Subcutaneous teduglutide (Revestive®), a glucagon-like peptide-2 analogue that increases intestinal absorption, is approved in the EU for the treatment of short bowel syndrome (SBS) in patients aged ≥1year who are stable following a period of postsurgical intestinal adaptation. In a phaseIII trial in adults with SBS intestinal failure (IF) dependent on parenteral support (PS), a significantly greater proportion of teduglutide 0.05mg/kg/day than placebo recipients achieved a ≥20% reduction in weekly PS volume from baseline to week20 and maintained it to week24. The proportion of patients who had a reduction in one or more days on PS was also significant with teduglutide compared with placebo.

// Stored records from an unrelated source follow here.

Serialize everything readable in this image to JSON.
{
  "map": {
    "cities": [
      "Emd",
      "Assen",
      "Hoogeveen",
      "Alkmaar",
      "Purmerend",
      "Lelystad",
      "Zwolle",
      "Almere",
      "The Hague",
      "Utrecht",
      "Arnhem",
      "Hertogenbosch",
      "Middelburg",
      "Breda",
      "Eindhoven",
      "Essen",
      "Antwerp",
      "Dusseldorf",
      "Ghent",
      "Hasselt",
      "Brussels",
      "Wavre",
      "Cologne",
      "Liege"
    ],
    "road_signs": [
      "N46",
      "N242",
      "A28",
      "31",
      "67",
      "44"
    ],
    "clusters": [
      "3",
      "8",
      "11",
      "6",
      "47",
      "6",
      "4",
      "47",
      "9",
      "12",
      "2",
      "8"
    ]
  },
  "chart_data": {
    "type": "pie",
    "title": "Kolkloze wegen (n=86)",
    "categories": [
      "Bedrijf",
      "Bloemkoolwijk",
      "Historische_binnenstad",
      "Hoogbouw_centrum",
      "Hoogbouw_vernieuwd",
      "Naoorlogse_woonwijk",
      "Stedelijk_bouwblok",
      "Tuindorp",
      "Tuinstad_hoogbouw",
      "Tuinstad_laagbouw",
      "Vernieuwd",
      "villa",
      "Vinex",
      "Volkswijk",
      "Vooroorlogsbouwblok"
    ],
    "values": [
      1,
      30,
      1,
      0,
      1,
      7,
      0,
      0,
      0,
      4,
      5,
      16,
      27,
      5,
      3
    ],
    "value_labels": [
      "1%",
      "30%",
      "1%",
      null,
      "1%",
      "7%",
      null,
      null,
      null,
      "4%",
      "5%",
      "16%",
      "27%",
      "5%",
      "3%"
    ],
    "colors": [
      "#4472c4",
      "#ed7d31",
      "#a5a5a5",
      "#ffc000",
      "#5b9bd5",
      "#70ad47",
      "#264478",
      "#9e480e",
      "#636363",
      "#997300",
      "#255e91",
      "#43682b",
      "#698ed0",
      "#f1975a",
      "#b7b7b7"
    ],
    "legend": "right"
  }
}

Improved intestinal absorption and reduced PS requirements were generally maintained in the longer term. Results from a phase III trial in paediatric patients with SBS-IF dependent on PS were consistent with those in adults. Adverse events were mostly of mild to moderate severity and generally consistent with the underlying condition or known mechanism of the drug (e.g. central line-related issues, gastrointestinal events). Teduglutide is therefore a useful treatment option in children (aged ≥1year), adolescents and adults with SBS.